How to STOP everything being so critical and urgent - stanete
https://stanete.com/incident-management
======
stanete
At some point in a Product Engineering team you will be tired of every bug or
issue being urgent and critical. This usually happens after dealing with
several problems informed by late night Slack messages. At this point nobody
really knows which issue is an urgent incident, which is worth waiting to the
next morning and which isn’t even something worth solving. All this is harmful
for the team’s culture and for the business itself. When everything becomes
urgent, nothing is urgent and nobody cares anymore.

------
doonesbury
A peter drucker quote comes to mind from his book "the executive" circa 1960
paraphrasing from memory: the number one complaint from CEOs is that I can't
get ahead for tomorrow because of all the problems of today. The complaint was
so pervasive it was almost boring to hear it.
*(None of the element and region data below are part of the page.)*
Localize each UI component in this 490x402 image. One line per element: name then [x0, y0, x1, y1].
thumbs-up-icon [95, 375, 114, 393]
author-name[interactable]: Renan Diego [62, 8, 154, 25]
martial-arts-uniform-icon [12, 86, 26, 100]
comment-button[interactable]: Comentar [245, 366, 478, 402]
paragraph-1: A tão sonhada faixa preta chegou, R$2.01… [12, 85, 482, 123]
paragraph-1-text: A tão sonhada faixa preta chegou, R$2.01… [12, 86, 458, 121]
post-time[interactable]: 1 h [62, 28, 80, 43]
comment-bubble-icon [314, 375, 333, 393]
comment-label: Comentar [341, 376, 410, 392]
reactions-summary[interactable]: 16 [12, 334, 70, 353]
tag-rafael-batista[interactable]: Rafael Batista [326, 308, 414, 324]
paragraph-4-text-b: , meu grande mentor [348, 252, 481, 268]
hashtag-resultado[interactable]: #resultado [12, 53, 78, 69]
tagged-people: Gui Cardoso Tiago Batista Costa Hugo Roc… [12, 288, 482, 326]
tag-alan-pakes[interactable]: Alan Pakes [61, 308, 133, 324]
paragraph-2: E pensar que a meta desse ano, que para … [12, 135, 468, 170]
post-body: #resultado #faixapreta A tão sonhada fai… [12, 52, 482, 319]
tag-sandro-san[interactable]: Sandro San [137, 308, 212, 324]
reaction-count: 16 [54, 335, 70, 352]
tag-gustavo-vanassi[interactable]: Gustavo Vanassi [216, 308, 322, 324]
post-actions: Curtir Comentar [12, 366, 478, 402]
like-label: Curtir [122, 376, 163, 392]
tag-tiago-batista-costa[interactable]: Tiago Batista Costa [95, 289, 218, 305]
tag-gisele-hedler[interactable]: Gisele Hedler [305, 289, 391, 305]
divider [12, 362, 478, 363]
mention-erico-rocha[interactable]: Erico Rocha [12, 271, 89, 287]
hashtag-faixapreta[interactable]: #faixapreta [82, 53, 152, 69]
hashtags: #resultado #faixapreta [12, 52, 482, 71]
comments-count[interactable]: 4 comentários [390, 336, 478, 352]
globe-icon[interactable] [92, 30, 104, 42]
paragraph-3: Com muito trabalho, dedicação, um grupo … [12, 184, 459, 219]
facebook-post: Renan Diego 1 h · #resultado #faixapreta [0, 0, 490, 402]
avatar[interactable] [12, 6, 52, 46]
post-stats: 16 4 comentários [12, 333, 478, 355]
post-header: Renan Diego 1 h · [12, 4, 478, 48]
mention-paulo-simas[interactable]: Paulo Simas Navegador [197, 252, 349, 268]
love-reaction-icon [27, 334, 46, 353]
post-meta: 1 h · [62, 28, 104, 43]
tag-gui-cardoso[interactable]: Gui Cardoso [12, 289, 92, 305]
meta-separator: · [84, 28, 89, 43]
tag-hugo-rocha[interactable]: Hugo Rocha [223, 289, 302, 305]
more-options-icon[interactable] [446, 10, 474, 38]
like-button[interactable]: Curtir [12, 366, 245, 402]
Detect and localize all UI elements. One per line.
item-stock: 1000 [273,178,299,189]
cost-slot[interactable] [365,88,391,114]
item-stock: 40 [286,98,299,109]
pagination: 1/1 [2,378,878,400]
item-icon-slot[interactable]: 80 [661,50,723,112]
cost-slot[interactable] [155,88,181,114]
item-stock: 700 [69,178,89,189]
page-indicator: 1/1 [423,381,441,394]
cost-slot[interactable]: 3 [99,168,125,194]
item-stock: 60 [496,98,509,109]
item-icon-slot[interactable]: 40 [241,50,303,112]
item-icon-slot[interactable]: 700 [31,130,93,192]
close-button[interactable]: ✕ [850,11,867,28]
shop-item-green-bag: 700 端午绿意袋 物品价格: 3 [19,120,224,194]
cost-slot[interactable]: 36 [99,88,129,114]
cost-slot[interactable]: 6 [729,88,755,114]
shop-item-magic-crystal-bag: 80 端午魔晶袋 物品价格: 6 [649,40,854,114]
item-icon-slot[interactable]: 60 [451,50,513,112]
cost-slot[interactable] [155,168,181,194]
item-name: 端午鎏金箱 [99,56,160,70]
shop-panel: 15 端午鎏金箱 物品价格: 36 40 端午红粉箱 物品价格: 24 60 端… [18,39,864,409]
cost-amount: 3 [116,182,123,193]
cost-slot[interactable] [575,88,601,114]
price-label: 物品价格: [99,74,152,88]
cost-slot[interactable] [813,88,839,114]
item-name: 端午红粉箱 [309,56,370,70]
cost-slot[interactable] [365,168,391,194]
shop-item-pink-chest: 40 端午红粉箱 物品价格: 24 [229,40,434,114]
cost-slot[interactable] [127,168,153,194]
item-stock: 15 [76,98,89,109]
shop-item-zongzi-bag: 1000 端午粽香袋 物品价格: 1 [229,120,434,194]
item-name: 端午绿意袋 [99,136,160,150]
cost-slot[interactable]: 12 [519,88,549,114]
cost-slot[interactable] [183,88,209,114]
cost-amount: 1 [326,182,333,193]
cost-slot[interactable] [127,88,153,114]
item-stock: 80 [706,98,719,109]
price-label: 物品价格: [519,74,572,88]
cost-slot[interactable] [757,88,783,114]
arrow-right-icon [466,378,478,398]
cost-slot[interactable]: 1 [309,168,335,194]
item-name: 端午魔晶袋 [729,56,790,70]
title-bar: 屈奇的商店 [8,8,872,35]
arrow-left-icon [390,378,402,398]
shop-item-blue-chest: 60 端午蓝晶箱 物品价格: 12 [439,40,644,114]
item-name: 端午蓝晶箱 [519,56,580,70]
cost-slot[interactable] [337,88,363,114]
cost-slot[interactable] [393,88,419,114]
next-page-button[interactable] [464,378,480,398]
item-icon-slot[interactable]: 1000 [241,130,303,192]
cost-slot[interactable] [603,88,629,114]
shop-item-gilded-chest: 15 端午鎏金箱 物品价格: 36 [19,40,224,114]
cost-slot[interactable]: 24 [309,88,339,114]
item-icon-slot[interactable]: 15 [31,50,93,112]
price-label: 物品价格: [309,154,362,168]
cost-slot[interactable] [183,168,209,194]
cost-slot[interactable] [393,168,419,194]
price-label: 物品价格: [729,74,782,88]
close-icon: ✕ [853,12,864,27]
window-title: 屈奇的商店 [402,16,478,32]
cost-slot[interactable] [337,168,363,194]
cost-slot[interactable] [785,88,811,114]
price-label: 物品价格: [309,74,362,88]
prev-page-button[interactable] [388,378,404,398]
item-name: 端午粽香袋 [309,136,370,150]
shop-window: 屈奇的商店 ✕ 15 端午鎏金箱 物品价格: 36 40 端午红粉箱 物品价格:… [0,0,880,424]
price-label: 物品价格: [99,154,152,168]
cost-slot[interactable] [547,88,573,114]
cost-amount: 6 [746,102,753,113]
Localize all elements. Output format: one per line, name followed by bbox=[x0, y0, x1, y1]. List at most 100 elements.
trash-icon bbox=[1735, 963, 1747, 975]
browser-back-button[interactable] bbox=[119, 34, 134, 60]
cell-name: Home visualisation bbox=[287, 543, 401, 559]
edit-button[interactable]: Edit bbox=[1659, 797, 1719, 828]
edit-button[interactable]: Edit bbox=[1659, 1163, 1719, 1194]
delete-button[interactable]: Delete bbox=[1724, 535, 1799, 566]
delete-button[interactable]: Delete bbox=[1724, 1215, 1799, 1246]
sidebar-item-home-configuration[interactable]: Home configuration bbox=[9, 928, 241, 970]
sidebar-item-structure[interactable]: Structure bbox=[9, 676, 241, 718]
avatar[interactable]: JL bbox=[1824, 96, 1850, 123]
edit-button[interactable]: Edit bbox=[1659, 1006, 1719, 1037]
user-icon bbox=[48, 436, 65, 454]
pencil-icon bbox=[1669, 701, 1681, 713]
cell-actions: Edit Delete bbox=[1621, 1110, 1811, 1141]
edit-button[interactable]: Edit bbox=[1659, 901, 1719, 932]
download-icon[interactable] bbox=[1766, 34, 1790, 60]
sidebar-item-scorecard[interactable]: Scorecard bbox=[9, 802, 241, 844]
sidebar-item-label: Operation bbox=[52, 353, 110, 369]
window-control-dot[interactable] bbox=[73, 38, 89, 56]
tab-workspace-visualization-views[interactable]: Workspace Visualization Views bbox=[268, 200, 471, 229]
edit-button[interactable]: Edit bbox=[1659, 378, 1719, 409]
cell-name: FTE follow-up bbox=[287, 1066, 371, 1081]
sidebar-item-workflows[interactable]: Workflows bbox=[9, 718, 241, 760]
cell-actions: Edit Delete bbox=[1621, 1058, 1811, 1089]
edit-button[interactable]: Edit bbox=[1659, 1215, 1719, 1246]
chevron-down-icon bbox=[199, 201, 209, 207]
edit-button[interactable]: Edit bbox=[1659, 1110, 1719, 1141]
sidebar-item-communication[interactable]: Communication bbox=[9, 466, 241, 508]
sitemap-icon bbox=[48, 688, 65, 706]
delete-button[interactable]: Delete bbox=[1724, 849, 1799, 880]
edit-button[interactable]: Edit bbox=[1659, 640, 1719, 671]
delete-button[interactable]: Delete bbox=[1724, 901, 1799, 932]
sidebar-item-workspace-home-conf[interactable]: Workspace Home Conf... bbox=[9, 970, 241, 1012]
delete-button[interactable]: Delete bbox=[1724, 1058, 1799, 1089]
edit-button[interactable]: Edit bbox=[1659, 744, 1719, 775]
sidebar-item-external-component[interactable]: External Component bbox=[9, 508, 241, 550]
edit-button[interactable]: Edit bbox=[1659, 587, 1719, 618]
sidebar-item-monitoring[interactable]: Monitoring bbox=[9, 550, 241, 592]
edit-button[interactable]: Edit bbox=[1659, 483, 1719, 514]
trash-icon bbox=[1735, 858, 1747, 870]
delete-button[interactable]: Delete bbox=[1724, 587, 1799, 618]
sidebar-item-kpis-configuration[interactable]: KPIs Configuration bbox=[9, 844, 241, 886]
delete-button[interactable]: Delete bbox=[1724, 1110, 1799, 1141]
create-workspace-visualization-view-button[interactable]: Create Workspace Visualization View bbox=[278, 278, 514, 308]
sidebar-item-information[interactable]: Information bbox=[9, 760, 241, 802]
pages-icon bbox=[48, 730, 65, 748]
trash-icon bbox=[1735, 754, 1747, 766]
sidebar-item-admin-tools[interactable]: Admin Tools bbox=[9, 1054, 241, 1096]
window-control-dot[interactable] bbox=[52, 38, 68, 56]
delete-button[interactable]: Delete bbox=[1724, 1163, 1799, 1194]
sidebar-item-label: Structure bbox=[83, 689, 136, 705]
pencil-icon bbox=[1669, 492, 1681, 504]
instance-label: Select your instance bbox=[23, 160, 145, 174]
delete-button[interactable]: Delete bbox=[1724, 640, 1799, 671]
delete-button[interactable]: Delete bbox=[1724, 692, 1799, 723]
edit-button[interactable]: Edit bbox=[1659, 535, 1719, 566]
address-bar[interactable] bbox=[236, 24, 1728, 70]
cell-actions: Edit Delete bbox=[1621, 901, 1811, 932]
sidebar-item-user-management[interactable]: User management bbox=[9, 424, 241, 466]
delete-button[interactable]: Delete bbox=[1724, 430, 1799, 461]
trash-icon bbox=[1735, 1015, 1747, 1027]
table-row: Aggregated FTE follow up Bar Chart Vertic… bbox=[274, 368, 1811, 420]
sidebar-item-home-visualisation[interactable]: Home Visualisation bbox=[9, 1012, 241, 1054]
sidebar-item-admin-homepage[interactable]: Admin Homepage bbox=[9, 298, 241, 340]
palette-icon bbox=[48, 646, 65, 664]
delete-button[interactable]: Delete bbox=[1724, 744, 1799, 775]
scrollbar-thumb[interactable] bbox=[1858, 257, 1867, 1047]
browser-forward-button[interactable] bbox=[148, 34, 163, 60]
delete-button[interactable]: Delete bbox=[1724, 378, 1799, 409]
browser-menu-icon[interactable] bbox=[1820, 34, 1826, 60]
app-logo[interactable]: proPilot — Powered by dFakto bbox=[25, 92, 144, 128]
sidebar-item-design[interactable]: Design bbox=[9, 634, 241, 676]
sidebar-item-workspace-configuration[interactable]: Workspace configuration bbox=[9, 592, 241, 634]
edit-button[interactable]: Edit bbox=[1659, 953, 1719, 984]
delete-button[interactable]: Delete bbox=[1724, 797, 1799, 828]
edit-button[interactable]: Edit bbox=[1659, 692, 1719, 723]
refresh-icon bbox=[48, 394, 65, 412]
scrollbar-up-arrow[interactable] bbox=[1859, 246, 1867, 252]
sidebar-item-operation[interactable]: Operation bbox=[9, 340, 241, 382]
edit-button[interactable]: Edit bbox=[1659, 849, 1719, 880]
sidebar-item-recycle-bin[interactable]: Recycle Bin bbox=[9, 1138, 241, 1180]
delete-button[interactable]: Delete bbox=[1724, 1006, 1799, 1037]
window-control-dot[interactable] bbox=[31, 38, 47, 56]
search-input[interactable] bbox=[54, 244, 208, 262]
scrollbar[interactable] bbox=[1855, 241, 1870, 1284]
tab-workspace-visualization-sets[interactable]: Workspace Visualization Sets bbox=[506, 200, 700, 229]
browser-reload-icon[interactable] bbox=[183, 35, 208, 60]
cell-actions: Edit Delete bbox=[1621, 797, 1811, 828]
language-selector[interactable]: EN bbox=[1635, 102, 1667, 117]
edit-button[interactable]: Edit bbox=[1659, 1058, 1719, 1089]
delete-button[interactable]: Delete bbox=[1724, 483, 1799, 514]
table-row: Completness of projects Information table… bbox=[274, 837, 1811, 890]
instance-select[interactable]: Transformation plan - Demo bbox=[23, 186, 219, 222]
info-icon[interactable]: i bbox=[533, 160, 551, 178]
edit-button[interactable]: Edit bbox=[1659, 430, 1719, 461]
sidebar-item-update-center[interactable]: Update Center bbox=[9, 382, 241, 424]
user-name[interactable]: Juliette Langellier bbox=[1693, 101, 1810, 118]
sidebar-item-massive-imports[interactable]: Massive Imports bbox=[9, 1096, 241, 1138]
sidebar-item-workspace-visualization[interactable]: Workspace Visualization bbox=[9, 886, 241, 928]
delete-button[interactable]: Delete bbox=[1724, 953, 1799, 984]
This sets up three issues:
management, quality (often boils down to stopping opportunity defects and
being customer driven) , and organizational behavior which is getting it to
agree and execute. All three play into cutting down the chaos including being
customer driven which gets tons of corporate lip service but not the real deal
like what we've seen Alan bezos/amazon in other hn posts. Not being customer
driven is a broad spectrum problem with many many structural downsides
including loss of competitiveness which takes years to get back, wasted
resources. Fixing this often requires strong, top down changes. And obviously
lack of customers means lack of profit which stresses capex.